Despudorados os economistas proclamam que afinal a economia não é uma ciência mas tão somente um jogo de interesses. Neste ambiente de saque desgovernado e de violência institucional generalizada, medram as falsas soluções. Mas sorrateiramente, inexoravelmente, instala-se, suprema ironia do 25 de Abril, a troika-ditadura. Esbirros locais apoiam-na freneticamente em todos os merdia. É o discurso do caminho único, do partido único, da coesão nacional, do horizonte longínquo.

Portugal perdeu o seu espaço no mundo, a independência, a soberania, a moeda, o estado e todas as gerações futuras estão agrilhoadas ao serviço de uma dívida que não pára de crescer.

-Liberdade?? Queres liberdade?
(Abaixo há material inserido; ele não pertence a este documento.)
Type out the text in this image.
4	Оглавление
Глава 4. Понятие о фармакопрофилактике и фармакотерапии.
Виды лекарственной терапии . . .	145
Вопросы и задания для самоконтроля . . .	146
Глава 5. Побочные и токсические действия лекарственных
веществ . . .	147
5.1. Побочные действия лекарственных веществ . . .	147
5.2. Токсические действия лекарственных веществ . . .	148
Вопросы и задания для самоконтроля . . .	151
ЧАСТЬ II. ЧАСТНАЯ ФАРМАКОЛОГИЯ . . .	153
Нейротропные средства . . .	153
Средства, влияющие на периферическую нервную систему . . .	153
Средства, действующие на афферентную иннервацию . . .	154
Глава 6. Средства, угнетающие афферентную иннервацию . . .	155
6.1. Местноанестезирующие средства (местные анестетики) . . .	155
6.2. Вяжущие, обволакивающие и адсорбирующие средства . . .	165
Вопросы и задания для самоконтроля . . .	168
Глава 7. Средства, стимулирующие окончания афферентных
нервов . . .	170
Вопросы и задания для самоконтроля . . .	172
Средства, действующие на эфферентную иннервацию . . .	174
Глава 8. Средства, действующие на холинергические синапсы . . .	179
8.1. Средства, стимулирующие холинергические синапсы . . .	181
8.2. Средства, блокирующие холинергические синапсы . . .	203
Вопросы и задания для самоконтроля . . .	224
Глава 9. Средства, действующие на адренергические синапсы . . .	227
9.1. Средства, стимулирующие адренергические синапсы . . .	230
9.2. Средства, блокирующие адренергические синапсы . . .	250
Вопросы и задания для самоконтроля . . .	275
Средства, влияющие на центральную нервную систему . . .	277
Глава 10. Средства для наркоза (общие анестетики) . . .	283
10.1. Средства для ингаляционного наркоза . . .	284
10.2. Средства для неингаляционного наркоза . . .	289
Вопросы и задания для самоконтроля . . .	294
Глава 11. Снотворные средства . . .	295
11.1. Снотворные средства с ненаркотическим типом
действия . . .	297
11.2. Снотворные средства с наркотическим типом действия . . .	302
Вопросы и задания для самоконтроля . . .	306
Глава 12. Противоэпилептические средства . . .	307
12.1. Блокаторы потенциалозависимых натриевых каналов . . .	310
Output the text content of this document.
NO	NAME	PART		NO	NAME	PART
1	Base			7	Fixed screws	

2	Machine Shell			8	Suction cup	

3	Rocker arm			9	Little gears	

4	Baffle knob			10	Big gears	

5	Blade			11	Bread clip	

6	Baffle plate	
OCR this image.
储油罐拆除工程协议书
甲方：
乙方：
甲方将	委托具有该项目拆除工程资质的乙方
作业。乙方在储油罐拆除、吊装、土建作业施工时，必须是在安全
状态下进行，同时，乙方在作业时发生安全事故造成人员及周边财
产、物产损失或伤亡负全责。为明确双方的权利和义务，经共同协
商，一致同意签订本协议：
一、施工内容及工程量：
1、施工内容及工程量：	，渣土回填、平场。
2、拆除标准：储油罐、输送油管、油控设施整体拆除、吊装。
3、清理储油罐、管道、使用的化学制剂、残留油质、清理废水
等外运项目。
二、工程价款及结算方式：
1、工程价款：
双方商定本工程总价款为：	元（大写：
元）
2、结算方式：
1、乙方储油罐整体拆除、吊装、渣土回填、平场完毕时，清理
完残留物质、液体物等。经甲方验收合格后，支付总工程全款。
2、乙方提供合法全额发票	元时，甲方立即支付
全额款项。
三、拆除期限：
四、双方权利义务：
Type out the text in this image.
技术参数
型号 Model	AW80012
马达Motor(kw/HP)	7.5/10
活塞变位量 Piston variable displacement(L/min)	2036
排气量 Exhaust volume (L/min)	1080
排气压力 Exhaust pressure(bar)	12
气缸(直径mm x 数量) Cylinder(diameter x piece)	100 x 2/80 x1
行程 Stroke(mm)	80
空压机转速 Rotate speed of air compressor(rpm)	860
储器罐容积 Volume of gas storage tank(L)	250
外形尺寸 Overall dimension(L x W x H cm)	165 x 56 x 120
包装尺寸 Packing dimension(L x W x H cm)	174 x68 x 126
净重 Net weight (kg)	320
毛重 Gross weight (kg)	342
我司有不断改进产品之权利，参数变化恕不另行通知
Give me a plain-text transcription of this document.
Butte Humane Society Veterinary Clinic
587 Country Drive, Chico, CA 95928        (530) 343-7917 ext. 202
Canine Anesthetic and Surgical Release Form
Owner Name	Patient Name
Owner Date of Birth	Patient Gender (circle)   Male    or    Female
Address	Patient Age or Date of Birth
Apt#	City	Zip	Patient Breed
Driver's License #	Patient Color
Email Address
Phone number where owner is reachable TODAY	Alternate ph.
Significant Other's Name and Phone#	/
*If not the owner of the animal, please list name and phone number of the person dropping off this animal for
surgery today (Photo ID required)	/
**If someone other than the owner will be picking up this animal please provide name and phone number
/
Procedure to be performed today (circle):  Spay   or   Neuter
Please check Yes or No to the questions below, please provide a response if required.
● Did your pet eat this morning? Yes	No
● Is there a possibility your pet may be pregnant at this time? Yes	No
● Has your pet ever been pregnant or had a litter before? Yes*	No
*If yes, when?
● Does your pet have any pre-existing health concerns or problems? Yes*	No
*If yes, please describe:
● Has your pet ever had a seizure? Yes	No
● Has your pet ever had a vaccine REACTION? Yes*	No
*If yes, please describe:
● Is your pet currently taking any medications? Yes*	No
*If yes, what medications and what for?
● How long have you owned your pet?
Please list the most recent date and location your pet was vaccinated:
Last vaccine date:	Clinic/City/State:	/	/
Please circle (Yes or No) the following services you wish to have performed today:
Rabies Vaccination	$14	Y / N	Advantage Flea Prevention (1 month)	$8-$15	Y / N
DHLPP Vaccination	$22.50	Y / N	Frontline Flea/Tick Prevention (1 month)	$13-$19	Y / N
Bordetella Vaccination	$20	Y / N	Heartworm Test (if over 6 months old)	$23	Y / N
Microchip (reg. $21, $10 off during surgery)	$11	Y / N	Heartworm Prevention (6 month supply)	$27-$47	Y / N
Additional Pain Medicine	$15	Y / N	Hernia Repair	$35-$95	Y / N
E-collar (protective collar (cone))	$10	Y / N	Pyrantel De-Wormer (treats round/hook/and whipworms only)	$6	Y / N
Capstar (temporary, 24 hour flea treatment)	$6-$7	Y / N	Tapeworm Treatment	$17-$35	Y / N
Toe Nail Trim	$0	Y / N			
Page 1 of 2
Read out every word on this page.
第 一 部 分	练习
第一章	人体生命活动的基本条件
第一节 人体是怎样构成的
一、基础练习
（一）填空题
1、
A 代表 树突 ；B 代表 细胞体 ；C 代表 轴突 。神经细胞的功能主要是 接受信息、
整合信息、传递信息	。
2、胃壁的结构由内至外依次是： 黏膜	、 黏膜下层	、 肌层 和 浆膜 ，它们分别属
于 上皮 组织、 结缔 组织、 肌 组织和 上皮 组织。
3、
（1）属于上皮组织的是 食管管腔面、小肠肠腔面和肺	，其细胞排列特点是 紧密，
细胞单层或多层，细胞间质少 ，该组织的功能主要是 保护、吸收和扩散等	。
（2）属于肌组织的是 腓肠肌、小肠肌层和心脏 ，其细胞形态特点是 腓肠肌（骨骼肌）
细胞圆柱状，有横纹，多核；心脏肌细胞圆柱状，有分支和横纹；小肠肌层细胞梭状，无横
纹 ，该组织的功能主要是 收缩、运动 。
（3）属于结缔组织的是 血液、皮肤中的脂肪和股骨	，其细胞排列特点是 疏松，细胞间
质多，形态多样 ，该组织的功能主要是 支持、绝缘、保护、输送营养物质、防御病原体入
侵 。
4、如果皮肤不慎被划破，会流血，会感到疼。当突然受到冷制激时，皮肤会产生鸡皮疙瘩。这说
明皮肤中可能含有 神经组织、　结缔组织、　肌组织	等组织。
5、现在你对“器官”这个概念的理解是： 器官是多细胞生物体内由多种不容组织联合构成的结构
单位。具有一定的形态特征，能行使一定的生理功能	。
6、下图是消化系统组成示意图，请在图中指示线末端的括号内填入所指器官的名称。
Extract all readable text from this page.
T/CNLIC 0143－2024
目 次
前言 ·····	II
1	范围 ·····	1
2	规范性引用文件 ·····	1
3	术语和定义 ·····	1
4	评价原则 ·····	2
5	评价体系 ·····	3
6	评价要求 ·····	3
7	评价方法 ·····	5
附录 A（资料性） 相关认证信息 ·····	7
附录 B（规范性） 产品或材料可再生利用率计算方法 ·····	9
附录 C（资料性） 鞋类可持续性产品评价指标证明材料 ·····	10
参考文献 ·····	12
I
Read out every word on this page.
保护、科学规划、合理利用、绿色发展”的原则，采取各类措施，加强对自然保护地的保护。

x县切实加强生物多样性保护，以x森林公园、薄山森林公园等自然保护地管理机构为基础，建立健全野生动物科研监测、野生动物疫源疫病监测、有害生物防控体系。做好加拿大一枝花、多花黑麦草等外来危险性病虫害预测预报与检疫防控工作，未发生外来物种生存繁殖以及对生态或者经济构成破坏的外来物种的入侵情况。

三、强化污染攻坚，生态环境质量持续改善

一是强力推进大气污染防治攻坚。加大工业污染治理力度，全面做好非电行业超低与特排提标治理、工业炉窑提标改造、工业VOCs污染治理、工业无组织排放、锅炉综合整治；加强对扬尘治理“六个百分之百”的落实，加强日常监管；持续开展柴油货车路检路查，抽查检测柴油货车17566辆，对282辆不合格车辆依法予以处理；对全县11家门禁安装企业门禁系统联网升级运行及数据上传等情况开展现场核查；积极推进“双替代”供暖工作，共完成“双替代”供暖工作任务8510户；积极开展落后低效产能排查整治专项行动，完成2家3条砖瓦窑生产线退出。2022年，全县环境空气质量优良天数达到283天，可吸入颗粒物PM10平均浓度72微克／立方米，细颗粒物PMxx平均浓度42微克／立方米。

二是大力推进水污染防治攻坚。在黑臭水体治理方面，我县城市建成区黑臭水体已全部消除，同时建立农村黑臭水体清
Só depois de morto!

É assim a vida dos carneiros, dos portugueses e dos outros animais domésticos.

IndepJIVViva a INDEPENDÊNCIA de Portugal. De Esquerda ou de Direita, Republicana ou Monárquica!
Mais vale a ingovernabilidade independente!
Somos Portugueses sejamos Portugueses.
Livres, soberanos, ingovernáveis, únicos na sua diversidade.